So, I use the ZWO job. I do have a hand controller I got cheap from a SGL member. I wouldn't buy one new - it's basically 3 buttons and you can make one yourself.

However don't - I don't use mine at all now. I should say I find no use for the zero position thing - so if you do, this won't apply.

get yourself some knurled m4s. and use those to hold the focuser on the shaft (I also use 2 knulred m4s to secure the focuser to the bracket which allows me to swap the EAF between 4 different telescopes in a few minutes with no tools).

ebay 'knurled bolts' and you'll find em. about 10mm long for most shafts, 12mm for my C8.

With the knurled bolts, you can easily in darkness, loosen them, adjust by hand to get initial focus, then tighten up. then let it do it's AF thing. It's also great if you are swapping image train during session. e.g. adding a barlow, changing camera, using an eyepiece, etc.

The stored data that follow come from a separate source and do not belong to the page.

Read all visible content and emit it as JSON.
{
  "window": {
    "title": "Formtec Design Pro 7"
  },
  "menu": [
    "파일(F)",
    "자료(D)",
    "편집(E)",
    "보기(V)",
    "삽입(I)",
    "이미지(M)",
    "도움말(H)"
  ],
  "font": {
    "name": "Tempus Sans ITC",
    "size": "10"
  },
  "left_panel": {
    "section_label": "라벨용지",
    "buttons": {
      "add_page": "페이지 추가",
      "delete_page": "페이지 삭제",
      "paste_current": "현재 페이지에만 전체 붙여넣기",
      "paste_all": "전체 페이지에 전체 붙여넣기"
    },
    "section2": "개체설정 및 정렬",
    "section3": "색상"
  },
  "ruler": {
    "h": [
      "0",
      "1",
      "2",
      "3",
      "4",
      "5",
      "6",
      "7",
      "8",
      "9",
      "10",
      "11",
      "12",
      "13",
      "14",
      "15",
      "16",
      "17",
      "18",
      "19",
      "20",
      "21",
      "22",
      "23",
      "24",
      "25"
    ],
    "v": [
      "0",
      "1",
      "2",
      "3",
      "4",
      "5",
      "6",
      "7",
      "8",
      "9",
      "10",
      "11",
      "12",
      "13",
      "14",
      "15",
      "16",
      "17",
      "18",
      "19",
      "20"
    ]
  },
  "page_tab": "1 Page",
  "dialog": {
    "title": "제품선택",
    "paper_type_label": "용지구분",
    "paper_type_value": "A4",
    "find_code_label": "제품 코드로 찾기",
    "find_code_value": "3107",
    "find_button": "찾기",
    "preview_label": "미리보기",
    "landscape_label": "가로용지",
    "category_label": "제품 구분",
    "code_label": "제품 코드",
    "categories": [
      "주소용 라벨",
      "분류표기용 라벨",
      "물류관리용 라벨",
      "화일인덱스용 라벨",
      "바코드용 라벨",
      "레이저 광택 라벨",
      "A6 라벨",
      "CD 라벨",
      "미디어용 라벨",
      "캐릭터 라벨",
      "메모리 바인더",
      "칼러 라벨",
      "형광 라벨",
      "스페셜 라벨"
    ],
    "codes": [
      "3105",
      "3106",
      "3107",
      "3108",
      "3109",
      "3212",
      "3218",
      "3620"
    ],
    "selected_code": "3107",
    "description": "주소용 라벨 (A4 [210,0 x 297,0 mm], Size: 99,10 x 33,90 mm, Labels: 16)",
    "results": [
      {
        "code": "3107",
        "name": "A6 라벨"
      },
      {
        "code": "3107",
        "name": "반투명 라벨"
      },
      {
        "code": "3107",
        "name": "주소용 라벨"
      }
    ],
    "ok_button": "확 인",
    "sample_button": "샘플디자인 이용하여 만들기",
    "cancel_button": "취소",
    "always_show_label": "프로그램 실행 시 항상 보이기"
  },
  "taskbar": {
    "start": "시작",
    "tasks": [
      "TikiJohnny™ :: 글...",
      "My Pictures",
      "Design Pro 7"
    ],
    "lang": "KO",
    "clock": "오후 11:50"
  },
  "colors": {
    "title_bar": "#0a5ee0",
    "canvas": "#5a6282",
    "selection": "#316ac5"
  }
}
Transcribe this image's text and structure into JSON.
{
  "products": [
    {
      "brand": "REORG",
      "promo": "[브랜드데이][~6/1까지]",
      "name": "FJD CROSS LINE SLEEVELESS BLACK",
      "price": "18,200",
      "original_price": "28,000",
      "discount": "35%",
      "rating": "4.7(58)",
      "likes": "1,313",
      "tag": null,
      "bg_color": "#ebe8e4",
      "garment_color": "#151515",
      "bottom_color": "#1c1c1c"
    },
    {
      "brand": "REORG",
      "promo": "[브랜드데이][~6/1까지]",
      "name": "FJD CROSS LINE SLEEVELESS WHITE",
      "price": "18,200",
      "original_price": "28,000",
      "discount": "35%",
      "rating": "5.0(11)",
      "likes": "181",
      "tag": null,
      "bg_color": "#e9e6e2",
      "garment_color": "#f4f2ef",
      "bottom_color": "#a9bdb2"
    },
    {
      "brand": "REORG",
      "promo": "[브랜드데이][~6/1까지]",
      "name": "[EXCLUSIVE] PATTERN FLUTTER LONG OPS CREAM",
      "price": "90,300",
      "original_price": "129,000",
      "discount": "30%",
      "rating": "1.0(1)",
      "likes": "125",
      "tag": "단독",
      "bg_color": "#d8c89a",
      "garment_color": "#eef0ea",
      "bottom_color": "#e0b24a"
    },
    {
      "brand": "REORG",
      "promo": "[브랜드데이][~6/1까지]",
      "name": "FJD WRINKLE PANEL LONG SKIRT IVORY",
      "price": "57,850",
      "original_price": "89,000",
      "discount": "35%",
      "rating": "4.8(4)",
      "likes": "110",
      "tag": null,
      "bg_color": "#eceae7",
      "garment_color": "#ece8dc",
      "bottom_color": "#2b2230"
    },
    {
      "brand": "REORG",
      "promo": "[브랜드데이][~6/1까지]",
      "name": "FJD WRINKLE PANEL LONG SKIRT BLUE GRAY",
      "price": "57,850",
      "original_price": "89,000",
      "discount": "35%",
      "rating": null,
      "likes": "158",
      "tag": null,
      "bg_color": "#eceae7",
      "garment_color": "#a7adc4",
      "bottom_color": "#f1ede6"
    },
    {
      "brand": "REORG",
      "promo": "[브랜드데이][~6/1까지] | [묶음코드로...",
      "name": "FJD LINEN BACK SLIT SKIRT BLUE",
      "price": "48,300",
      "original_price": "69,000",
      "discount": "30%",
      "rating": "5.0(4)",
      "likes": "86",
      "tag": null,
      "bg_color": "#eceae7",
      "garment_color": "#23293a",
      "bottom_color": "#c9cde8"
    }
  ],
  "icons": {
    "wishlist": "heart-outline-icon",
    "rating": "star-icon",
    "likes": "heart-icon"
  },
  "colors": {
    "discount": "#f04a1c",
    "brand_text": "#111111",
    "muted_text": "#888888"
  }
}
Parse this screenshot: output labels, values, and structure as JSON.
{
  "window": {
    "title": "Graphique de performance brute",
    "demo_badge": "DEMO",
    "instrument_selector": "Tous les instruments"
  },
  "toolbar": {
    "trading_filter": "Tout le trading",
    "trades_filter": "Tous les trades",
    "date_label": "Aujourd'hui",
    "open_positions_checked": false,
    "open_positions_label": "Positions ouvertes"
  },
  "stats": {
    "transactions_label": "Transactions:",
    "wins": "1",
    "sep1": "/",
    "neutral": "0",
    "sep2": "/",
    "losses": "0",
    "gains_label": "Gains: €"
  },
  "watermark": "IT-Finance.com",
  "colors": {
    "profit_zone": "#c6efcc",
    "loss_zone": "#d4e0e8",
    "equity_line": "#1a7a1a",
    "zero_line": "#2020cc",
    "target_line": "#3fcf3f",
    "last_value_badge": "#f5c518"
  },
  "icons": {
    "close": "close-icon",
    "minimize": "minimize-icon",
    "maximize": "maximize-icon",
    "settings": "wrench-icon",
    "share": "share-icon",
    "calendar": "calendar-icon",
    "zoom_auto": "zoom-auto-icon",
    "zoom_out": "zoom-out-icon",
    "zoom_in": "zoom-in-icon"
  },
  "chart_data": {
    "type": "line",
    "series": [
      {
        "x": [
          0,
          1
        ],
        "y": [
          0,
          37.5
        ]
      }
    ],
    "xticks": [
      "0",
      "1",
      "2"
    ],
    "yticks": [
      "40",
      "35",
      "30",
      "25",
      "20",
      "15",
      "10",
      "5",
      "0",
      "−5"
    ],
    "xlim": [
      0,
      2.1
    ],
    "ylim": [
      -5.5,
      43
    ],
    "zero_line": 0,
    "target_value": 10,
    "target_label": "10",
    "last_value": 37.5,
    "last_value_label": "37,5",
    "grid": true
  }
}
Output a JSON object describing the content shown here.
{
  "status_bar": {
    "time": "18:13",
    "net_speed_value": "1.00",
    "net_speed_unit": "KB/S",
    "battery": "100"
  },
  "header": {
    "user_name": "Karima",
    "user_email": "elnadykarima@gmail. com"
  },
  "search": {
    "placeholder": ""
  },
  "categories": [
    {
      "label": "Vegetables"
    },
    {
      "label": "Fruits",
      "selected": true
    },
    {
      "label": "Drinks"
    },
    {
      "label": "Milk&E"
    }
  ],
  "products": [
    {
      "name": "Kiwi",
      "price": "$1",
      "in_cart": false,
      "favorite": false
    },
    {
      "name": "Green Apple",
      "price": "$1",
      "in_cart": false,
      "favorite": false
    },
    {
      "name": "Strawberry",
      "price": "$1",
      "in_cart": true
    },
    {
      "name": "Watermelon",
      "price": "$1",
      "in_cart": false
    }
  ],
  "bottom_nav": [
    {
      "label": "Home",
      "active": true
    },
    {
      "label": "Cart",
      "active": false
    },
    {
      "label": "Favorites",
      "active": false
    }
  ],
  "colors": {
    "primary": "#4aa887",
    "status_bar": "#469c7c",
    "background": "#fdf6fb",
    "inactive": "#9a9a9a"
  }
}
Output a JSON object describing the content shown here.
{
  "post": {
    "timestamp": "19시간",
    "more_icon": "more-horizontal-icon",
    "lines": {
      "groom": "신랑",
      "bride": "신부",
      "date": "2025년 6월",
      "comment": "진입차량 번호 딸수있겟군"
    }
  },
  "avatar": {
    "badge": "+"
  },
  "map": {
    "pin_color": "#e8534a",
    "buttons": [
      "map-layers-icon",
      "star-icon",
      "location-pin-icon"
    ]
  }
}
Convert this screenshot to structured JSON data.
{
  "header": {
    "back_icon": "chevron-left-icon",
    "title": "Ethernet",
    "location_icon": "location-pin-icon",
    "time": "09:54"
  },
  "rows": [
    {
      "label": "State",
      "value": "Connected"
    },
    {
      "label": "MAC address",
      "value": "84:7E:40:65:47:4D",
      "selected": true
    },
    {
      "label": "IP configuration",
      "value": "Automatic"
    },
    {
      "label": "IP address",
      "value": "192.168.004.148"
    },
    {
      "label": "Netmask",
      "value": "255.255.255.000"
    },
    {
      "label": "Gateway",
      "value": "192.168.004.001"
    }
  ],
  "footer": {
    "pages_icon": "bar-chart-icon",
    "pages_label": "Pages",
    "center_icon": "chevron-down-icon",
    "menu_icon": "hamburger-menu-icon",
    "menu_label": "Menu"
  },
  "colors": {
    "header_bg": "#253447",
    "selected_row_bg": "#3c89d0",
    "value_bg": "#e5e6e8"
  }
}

works a treat. I use the asiair and have mine set usually to then just refocus on filter change (which tends to be about every hour).

 

Since I'm always going away to shoot I'll have prepared the equipment beforehand. So hopefully I won't be swapping anything during a session. But I'm interested in getting a something like 200/800 newtonian in the future and I want to make sure it won't give me any surprises.